The appellate court reversed. The court carefully examined the conduct of Law Firm, Bank, and the individual attorneys involved. The court recognized the potential conflicts of interest between the parties (personal representative of Husband’s estate and the beneficiaries) but agreed with Law Firm and Bank that they had adequately notified the parties of the conflicts and that the parties had consented to the joint representation. The court said that there was no evidence that any of the alleged breaches of duty caused Wife’s disclaimer.

The court also held that even if Law Firm and Bank had breached their duties, the trial court abused its discretion in imposing an “equitable trust.” The court treated this remedy as a constructive trust and explained that the requirements of a constructive trust had not been proved.

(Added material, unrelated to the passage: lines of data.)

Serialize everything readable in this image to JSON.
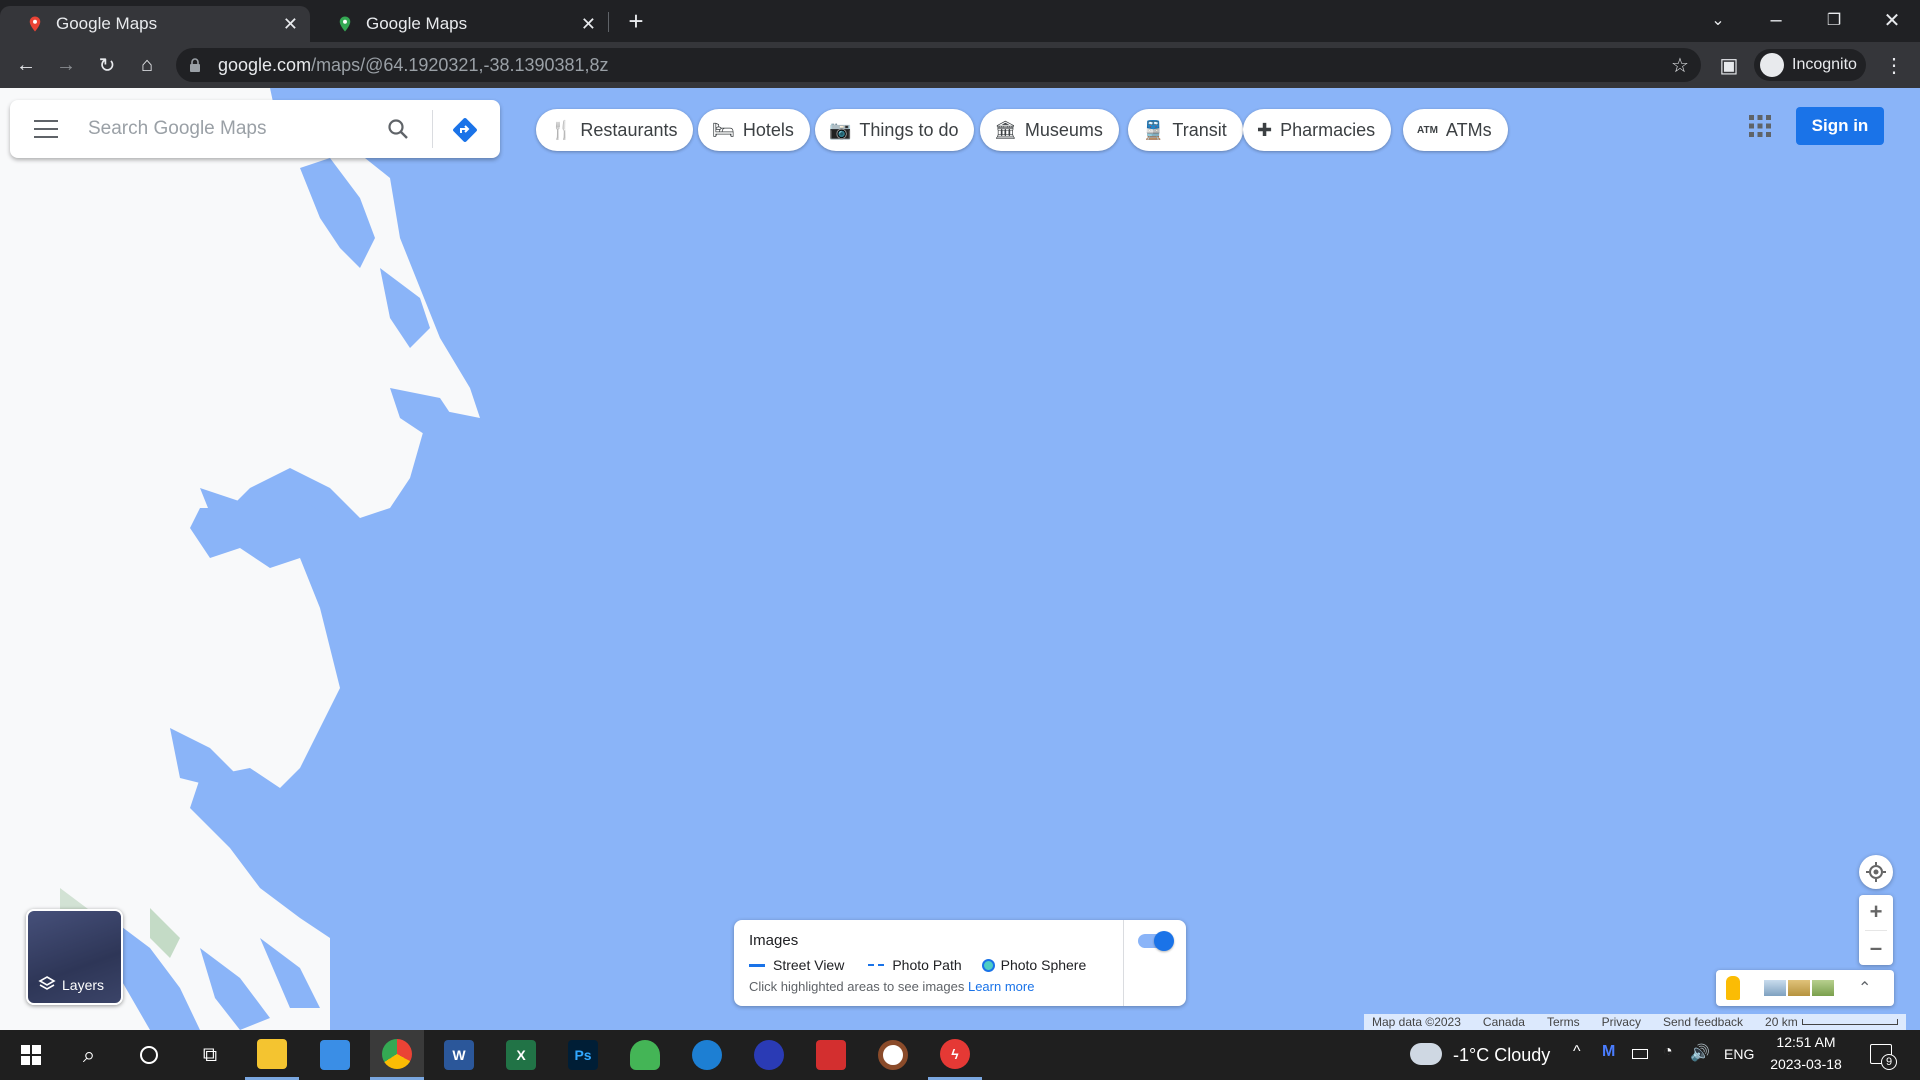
{
  "tabs": [
    {
      "title": "Google Maps",
      "active": true
    },
    {
      "title": "Google Maps",
      "active": false
    }
  ],
  "toolbar": {
    "url_host": "google.com",
    "url_path": "/maps/@64.1920321,-38.1390381,8z",
    "incognito_label": "Incognito"
  },
  "search": {
    "placeholder": "Search Google Maps"
  },
  "chips": [
    {
      "label": "Restaurants",
      "icon": "fork-knife-icon"
    },
    {
      "label": "Hotels",
      "icon": "bed-icon"
    },
    {
      "label": "Things to do",
      "icon": "camera-icon"
    },
    {
      "label": "Museums",
      "icon": "museum-icon"
    },
    {
      "label": "Transit",
      "icon": "train-icon"
    },
    {
      "label": "Pharmacies",
      "icon": "pharmacy-icon"
    },
    {
      "label": "ATMs",
      "icon": "atm-icon"
    }
  ],
  "signin_label": "Sign in",
  "layers_label": "Layers",
  "images_card": {
    "title": "Images",
    "legend": [
      {
        "label": "Street View",
        "color": "#1a73e8"
      },
      {
        "label": "Photo Path",
        "color": "#1a73e8"
      },
      {
        "label": "Photo Sphere",
        "color": "#4ecdc4"
      }
    ],
    "hint": "Click highlighted areas to see images",
    "learn_more": "Learn more",
    "toggle_on": true
  },
  "footer": {
    "map_data": "Map data ©2023",
    "country": "Canada",
    "terms": "Terms",
    "privacy": "Privacy",
    "feedback": "Send feedback",
    "scale": "20 km"
  },
  "taskbar": {
    "weather": "-1°C  Cloudy",
    "lang": "ENG",
    "time": "12:51 AM",
    "date": "2023-03-18",
    "notifications": "9"
  },
  "colors": {
    "water": "#8ab4f8",
    "land": "#f8f9fa",
    "accent": "#1a73e8"
  }
}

For example, there was no evidence that Law Firm or Bank held legal title to any of the assets that Wife disclaimed. In addition, this trust would have placed Wife in a better position than if Wife had not executed the disclaimer.

Moral: Great care must be taken when representing parties with potential conflicts of interest, such as a personal representative and the beneficiaries. Even when the attorneys involved have the parties sign comprehensive consents, the possibility of litigation, especially by subsequent representatives of the parties, still exists.